Cutaneous malignant melanoma is one of the most aggressive forms of skin cancer and thus, a high mortality has been reported over decades. The prognosis for melanoma varies widely based on several factors, including the stage at which it is diagnosed, the location and thickness of the tumor, the patient's age and overall health, and specific genetic factors associated with melanoma. Therapeutic options include checkpoint inhibitors, regardless of V-Raf Murine Sarcoma Viral Oncogene Homolog B status (BRAF), and targeted therapy (anti-BRAF) in the adjuvant or metastatic setting. Immune checkpoint inhibitors (ICIs) have revolutionized cancer treatment but predicting which patients will benefit from these therapies remains challenging. Biomarkers like leukocytes, neutrophils, eosinophils, basophils, platelets, and other peripheral blood biomarkers have been investigated for their potential to predict responses to ICIs. Tumor mutational burden (TMB), circulating tumor DNA (ctDNA), and soluble PD-L1 (sPD-L1) have emerged as potential biomarkers for predicting responses to ICIs. Elevated baseline levels of ctDNA and elevated sPD-L1 levels have been associated with worse prognosis in melanoma patients. High TMB is often associated with better responses to ICIs in melanoma. Here we present a case from our department, of a 57-year-old patient, diagnosed in 2019 with stage IV - pT4cNx cM1 (lymph nodes metastases) and suspicion of lung metastases, BRAF wild-type right hallux malignant melanoma. Due to impressive results, first-line treatment with ICIs nivolumab and ipilimumab was the preferred treatment of choice, which showed a favorable response, with regression of oncological disease after the first cycle, and achieving complete response afterward. Unfortunately, the treatment was discontinued due to severe hepatic and pancreatic toxicity, but the favorable response to immunotherapy has been maintained for four years and is ongoing. Identifying predictive biomarkers is important to achieve the best response for the patient, with minimal adverse events, especially if long-term clinical benefit can be reached.

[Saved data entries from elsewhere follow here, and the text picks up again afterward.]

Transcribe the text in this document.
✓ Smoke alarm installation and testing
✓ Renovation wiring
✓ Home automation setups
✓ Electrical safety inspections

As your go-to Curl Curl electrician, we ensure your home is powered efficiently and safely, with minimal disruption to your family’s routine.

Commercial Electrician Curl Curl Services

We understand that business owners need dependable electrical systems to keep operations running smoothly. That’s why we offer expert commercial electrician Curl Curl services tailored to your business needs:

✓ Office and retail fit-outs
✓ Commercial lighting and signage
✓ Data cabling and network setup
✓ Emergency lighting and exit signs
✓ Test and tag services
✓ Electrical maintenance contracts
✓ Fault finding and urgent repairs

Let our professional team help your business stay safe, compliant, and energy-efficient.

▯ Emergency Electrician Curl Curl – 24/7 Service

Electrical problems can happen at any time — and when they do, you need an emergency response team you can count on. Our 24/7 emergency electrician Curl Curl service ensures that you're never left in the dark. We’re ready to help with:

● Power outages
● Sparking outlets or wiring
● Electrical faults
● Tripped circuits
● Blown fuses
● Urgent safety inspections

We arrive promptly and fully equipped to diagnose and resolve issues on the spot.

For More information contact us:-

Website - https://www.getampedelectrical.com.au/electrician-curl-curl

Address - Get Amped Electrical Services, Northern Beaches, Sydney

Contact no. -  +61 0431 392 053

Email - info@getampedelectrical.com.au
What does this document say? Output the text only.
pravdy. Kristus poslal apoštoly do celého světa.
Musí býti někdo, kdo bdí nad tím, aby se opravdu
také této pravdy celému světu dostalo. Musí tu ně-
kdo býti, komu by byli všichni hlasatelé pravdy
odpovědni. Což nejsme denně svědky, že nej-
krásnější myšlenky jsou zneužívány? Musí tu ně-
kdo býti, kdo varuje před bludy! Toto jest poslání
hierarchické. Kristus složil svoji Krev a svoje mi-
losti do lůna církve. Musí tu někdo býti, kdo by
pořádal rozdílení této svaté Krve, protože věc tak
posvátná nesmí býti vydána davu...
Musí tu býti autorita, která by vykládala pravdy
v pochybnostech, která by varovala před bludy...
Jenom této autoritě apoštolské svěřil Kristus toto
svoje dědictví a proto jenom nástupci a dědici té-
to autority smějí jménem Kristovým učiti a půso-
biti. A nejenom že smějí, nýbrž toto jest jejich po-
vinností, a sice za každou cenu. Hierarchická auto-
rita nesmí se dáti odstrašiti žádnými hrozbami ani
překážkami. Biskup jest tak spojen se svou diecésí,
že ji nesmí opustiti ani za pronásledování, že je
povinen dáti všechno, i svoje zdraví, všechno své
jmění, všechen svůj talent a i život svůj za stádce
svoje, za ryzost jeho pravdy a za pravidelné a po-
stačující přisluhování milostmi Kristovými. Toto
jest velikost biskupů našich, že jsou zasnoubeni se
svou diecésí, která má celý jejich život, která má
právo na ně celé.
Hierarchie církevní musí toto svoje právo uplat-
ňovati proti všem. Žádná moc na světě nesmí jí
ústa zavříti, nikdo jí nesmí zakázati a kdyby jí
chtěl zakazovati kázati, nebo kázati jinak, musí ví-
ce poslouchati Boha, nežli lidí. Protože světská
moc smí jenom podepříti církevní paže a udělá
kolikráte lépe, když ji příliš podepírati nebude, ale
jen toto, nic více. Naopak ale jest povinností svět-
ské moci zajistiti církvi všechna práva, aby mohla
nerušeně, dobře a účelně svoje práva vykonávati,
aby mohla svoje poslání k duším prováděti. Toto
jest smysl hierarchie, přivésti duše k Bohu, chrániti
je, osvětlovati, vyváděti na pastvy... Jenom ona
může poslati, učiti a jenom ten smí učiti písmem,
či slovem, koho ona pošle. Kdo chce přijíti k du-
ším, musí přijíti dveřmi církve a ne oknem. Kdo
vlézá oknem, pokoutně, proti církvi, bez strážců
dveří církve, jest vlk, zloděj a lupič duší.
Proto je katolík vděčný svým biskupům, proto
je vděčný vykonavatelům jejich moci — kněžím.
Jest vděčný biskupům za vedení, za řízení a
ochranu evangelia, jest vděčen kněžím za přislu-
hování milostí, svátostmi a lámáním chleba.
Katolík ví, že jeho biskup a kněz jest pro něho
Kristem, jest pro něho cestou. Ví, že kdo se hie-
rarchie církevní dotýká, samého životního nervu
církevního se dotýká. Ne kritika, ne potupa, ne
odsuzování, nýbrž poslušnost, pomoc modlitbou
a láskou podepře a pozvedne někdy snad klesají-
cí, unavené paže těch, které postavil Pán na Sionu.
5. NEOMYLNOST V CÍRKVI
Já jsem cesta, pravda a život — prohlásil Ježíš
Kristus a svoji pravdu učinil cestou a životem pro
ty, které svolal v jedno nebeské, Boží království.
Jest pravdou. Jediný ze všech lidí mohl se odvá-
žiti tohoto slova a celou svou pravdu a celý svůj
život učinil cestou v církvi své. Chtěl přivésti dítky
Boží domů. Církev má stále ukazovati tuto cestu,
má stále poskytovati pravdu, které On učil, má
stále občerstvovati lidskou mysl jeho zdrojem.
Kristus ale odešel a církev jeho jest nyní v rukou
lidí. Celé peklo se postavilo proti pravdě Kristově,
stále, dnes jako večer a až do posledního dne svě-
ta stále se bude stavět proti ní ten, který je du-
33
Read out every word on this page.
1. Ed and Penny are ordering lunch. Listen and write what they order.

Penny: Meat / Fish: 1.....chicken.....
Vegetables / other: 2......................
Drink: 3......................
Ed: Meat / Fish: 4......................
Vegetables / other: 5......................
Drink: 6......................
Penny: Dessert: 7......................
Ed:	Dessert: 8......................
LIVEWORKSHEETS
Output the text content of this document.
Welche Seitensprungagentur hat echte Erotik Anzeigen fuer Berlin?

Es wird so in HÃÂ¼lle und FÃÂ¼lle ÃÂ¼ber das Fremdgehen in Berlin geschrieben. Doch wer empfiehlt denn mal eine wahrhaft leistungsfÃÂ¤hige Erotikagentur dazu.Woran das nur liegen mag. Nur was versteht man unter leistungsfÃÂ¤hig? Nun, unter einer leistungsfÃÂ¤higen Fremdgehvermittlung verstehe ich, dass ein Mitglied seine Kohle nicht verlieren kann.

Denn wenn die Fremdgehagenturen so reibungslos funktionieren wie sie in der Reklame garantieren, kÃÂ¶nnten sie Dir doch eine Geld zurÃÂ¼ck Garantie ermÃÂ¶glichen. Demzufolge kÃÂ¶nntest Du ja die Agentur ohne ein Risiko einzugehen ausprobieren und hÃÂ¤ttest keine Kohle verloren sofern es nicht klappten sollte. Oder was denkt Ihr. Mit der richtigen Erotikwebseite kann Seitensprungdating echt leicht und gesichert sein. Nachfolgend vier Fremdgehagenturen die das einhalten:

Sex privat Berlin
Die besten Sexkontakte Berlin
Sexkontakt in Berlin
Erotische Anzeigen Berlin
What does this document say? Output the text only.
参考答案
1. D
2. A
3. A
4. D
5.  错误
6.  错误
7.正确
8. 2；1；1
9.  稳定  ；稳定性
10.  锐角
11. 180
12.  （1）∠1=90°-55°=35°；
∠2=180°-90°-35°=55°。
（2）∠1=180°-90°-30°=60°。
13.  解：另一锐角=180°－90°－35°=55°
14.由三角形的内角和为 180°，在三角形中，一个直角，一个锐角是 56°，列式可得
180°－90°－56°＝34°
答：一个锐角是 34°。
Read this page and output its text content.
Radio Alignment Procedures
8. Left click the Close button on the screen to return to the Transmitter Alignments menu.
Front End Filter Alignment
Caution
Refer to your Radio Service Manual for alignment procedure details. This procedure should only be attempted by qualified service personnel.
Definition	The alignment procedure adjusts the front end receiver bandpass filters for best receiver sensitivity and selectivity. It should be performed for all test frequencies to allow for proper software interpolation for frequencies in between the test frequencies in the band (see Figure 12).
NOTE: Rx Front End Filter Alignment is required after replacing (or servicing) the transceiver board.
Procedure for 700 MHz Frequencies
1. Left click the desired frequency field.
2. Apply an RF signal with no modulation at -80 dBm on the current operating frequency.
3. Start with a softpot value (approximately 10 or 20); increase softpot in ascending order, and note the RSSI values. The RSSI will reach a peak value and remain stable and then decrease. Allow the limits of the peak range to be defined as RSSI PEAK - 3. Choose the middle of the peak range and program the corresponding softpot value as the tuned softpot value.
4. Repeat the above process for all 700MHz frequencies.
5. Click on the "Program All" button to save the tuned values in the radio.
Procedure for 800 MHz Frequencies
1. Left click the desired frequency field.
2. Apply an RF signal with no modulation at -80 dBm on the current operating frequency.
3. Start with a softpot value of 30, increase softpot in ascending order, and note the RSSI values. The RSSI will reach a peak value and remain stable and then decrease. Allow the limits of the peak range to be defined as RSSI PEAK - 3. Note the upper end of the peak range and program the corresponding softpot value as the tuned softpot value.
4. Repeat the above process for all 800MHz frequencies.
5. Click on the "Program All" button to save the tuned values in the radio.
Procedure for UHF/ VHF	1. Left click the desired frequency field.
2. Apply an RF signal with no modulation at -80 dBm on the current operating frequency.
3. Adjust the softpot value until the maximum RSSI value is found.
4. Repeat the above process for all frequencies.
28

皮肤恶性黑色素瘤是最具侵袭性的皮肤癌形式之一,因此,数十年来报告的死亡率一直很高。黑色素瘤的预后因多种因素而有很大差异,包括诊断时的分期、肿瘤的位置和厚度、患者的年龄和整体健康状况,以及与黑色素瘤相关的特定遗传因素。治疗选择包括检查点抑制剂,无论V-Raf鼠肉瘤病毒癌基因同源物B(BRAF)状态如何,以及在辅助或转移情况下的靶向治疗(抗BRAF)。免疫检查点抑制剂(ICI)彻底改变了癌症治疗,但预测哪些患者将从这些治疗中获益仍然具有挑战性。已经研究了白细胞、中性粒细胞、嗜酸性粒细胞、嗜碱性粒细胞、血小板和其他外周血生物标志物等生物标志物预测对ICI反应的潜力。肿瘤突变负荷(TMB)、循环肿瘤DNA(ctDNA)和可溶性程序性死亡受体配体1(sPD-L1)已成为预测对ICI反应的潜在生物标志物。ctDNA基线水平升高和sPD-L1水平升高与黑色素瘤患者的预后较差有关。高TMB通常与黑色素瘤患者对ICI的更好反应相关。在此,我们介绍我们科室的一个病例,一名57岁患者,于2019年被诊断为IV期-pT4cNx cM1(淋巴结转移),怀疑有肺转移,BRAF野生型右拇趾恶性黑色素瘤。由于效果显著,一线使用ICI纳武单抗和伊匹木单抗治疗是首选治疗方案,该方案显示出良好的反应,在第一个周期后肿瘤性疾病消退,并随后实现完全缓解。不幸的是,由于严重的肝脏和胰腺毒性,治疗中断,但对免疫治疗的良好反应已维持四年且仍在持续。确定预测性生物标志物对于使患者获得最佳反应、将不良事件降至最低非常重要,特别是如果能够实现长期临床获益。